Idea: maximum modulus plus Rouche.
Open Mapping Theorem
Any holomorphic non-constant map is an open map.
Exercises
Show that there is no bijective conformal map from \(A\coloneqq\left\{{0< {\left\lvert {z} \right\rvert} < 1}\right\}\) to \(B\coloneqq\left\{{1<{\left\lvert {z} \right\rvert} < 2}\right\}\).
Suppose toward a contradiction that such an injective map \(f: A\to B\). Since \(f(A) \subseteq B\) which is bounded, \(f\) is bounded and thus any singularities in \(A\) are removable. So \(f\) extends holomorphically to \(F: {\mathbb{D}}\to \overline{B}\), and since \(F\) is an open map, \(F({\mathbb{D}}) \subseteq B\). Write \(w_0 \coloneqq F(0) \in B\), then by surjectivity there is a \(z_0\in A\) such that \(f(z_0) = w_0\).
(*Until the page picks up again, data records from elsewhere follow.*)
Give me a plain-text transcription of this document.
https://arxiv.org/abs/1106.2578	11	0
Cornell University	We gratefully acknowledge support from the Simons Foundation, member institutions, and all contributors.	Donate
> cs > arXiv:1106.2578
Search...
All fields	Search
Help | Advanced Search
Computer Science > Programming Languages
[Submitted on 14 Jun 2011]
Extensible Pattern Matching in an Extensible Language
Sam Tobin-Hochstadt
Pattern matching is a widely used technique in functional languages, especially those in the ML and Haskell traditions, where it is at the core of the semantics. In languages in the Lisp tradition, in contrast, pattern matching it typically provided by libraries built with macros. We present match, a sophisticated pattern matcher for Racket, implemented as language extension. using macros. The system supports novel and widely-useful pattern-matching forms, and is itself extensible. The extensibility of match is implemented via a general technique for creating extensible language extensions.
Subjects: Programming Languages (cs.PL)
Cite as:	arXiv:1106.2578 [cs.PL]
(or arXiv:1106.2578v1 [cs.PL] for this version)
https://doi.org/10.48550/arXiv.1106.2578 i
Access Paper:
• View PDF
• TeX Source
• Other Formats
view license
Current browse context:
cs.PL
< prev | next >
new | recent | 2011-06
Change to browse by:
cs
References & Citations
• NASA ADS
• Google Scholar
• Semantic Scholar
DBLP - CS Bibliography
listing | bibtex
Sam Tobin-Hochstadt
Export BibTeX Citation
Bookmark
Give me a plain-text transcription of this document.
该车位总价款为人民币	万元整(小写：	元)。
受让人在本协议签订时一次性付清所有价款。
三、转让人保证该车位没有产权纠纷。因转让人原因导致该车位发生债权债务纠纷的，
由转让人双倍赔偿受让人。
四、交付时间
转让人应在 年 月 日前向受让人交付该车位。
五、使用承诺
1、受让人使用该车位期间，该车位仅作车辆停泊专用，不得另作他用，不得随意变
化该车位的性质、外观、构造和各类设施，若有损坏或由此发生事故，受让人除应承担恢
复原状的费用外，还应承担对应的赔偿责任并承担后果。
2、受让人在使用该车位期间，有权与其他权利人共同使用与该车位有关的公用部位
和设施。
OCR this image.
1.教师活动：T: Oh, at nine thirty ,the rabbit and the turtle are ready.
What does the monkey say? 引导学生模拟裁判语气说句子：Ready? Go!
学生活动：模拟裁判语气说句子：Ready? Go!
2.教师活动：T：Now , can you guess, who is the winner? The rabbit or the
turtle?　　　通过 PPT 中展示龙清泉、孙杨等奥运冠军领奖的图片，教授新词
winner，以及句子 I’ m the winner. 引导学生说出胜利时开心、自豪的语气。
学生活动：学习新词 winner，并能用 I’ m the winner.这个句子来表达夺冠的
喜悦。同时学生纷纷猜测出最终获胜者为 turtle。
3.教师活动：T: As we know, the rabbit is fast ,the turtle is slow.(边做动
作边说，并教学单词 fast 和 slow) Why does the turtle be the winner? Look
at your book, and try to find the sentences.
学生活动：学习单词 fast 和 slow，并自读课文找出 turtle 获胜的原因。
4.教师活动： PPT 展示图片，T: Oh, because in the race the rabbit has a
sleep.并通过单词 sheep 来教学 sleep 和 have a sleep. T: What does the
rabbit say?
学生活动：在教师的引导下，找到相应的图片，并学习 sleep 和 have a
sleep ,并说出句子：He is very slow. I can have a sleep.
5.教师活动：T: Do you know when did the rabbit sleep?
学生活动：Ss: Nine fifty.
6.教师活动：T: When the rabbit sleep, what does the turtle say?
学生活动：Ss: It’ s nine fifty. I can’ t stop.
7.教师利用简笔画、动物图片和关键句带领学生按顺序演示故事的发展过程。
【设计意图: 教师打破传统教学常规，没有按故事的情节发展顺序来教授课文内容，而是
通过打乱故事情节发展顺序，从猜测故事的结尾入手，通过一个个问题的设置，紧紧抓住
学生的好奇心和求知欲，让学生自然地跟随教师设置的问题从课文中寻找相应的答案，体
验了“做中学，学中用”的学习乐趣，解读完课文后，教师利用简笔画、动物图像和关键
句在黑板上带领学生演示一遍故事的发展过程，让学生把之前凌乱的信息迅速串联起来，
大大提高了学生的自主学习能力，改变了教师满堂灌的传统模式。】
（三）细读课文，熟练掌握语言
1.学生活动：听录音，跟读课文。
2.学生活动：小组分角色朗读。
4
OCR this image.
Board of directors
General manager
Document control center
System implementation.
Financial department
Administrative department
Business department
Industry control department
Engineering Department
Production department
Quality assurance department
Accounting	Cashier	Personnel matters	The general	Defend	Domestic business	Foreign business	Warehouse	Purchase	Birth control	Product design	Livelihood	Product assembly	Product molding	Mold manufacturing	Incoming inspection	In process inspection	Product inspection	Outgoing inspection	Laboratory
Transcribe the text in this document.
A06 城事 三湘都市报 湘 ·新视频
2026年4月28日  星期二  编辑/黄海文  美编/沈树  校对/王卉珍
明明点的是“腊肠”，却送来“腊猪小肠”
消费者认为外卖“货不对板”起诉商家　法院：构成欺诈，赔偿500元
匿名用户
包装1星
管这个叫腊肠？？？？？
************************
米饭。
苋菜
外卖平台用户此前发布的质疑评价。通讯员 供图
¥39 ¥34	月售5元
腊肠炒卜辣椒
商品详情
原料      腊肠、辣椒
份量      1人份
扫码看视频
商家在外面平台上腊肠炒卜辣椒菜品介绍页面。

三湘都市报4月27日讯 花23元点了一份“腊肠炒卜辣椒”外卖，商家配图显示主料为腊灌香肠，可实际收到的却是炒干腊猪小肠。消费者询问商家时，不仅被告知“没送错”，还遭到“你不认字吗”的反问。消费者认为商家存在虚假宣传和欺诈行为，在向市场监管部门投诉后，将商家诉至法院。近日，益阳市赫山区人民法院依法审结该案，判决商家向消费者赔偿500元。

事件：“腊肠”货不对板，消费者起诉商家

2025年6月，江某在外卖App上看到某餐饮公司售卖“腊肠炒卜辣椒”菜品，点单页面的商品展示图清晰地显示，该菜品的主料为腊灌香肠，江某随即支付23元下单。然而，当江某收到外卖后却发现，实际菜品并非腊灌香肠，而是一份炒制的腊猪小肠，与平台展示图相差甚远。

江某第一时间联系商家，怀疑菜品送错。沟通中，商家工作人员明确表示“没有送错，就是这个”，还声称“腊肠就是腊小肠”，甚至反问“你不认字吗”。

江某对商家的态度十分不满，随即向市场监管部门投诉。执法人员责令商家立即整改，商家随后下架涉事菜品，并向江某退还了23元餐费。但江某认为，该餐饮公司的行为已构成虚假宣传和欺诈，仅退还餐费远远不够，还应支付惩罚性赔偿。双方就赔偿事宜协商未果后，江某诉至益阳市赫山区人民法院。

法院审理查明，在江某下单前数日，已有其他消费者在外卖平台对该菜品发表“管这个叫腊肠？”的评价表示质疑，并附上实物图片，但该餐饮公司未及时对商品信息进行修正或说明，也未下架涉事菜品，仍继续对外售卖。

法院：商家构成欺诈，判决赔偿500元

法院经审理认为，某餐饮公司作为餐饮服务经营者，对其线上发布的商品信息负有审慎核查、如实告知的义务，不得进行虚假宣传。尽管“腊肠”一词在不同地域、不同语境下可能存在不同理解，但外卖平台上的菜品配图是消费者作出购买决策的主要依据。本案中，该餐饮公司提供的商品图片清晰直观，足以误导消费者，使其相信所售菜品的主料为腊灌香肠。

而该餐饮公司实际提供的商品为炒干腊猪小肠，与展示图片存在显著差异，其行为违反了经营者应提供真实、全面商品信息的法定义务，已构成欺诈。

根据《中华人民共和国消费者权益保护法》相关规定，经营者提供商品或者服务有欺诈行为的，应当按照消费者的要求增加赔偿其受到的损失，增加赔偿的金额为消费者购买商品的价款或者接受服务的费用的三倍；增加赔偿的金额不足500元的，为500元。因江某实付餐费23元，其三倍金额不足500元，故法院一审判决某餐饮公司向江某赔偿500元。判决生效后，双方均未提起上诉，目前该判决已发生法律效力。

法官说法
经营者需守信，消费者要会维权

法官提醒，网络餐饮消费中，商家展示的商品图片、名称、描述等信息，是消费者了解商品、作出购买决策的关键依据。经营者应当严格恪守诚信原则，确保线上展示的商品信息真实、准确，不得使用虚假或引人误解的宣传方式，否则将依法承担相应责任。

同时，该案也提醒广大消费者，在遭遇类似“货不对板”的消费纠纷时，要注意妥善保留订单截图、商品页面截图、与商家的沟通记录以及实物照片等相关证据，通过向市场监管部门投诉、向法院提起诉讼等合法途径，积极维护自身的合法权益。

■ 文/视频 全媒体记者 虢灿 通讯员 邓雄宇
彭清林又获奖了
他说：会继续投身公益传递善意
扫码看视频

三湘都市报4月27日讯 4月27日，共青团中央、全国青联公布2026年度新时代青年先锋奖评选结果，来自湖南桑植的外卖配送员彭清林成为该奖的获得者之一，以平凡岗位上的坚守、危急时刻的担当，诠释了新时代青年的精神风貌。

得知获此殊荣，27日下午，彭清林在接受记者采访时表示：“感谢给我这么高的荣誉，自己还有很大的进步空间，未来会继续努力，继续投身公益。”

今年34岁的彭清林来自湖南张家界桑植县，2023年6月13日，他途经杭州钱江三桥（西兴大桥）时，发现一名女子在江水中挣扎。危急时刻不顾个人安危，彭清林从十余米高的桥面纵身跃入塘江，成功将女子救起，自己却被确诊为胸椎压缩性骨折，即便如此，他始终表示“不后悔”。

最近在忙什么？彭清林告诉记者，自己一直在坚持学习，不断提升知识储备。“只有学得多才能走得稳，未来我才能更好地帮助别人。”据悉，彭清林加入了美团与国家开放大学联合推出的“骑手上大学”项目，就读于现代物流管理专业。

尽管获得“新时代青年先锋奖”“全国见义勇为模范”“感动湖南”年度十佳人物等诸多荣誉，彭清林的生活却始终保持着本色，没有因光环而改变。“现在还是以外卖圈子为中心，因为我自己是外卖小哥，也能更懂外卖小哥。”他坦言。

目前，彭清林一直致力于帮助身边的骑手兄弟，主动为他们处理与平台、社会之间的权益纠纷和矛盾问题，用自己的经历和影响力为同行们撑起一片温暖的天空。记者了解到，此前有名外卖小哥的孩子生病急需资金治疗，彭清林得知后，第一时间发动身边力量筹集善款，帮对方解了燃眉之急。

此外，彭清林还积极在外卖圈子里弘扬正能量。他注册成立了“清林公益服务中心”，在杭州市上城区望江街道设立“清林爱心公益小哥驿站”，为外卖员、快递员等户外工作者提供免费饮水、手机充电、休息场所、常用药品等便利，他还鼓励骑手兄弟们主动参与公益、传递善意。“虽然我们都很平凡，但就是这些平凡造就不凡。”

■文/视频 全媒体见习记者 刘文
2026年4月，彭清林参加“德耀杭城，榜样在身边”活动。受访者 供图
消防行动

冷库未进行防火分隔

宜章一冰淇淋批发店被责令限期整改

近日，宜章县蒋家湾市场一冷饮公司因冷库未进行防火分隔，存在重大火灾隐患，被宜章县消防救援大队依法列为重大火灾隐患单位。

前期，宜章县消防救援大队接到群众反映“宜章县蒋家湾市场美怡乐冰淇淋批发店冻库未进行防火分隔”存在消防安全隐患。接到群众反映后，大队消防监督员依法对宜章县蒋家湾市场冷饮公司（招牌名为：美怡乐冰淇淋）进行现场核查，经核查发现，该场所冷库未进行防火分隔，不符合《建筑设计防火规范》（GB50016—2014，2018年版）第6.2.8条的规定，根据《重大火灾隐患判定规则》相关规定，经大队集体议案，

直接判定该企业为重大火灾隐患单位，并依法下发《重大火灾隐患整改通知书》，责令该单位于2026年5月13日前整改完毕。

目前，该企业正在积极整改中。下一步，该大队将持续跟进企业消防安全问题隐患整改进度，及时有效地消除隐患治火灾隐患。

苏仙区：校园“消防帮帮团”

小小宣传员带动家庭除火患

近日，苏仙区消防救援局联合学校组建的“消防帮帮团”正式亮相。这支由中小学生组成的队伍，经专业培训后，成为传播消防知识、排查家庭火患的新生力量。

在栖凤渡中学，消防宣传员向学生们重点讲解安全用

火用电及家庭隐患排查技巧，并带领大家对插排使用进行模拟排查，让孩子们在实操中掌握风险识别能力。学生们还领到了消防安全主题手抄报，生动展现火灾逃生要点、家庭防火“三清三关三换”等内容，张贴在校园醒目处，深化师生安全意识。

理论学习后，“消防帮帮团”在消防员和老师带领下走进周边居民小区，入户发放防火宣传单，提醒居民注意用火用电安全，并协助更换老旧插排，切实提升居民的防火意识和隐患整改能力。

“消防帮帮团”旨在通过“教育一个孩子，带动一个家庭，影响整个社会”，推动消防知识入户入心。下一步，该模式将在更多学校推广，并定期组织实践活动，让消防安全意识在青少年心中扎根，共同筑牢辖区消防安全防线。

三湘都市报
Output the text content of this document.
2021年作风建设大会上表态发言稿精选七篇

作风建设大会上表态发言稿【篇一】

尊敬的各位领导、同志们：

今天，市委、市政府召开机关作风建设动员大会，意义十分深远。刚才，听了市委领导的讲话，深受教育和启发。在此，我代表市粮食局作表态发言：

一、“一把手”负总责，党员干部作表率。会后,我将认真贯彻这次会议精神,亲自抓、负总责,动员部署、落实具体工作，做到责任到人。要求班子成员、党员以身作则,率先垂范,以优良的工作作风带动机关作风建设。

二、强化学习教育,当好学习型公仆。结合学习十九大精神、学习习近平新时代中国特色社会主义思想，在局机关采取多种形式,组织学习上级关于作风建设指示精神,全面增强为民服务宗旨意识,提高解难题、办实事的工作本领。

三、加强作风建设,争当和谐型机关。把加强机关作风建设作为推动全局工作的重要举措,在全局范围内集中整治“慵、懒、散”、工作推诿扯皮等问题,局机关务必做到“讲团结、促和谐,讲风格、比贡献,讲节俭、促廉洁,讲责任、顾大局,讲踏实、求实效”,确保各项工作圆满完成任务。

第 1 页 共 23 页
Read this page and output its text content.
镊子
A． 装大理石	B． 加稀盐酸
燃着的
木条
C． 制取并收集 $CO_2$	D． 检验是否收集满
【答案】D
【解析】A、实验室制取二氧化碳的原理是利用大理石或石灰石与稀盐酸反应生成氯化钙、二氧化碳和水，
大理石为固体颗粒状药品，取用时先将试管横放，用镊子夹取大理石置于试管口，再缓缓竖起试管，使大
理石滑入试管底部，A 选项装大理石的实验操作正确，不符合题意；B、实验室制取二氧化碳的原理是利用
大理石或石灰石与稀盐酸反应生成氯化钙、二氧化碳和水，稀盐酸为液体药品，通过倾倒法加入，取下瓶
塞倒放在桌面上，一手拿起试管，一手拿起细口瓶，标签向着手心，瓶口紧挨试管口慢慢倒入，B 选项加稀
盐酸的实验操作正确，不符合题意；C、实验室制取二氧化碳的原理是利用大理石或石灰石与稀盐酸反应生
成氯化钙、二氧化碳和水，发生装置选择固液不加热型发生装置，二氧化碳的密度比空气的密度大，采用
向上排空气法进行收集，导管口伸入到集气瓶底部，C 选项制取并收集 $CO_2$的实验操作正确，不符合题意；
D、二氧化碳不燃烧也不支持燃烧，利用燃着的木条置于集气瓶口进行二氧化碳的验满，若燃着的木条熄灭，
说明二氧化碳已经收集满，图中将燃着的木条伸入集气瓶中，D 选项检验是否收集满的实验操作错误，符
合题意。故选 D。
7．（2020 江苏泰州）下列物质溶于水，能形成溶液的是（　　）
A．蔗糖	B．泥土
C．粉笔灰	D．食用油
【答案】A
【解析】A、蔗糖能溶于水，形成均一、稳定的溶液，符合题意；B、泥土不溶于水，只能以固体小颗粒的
Since \(F = f\) on \(A\), we also have \(F(z_0) = w_0\). Since \(A\) is open, \(z_0\) is interior, and since \(z_0\neq 0\) we can separate \(z_0\) and zero by disjoint open sets \(U\) and \(V\). Since \(F\) is open, \(F(U), F(V)\) are open in \(B\) and contain \(w_0\). Then \(F(U) \cap F(V)\) is an open set containing \(w_0\), so there is a disc \(D_{\varepsilon}(w_0)\) in \(F(U)\) and \(F(V)\). But then \(F({\mathbb{D}}_{\varepsilon}(w_0))\) is an open set intersecting \(U\) and \(V\), contradicting that they were disjoint.
Prove that if \(f\) is holomorphic on a connected open set \(\Omega\) and \(f^2(z) = \overline{f(z)}\) then \(f\) is constant.
Write \(F(z) \coloneqq f^3(z)\) so that \begin{align*} F(z) = f^2(z) f(z) = \overline{f(z)}f(z) = {\left\lvert {f(z)} \right\rvert}^2 .\end{align*} Since \(F\) is also holomorphic on \(\Omega\) and this calculation shows \(F(\Omega) \subseteq \Omega\), \(F\) must be constant by the open mapping theorem. So \(f^3(z) = c\) for some \(c\), forcing \(f\) to be constant as well.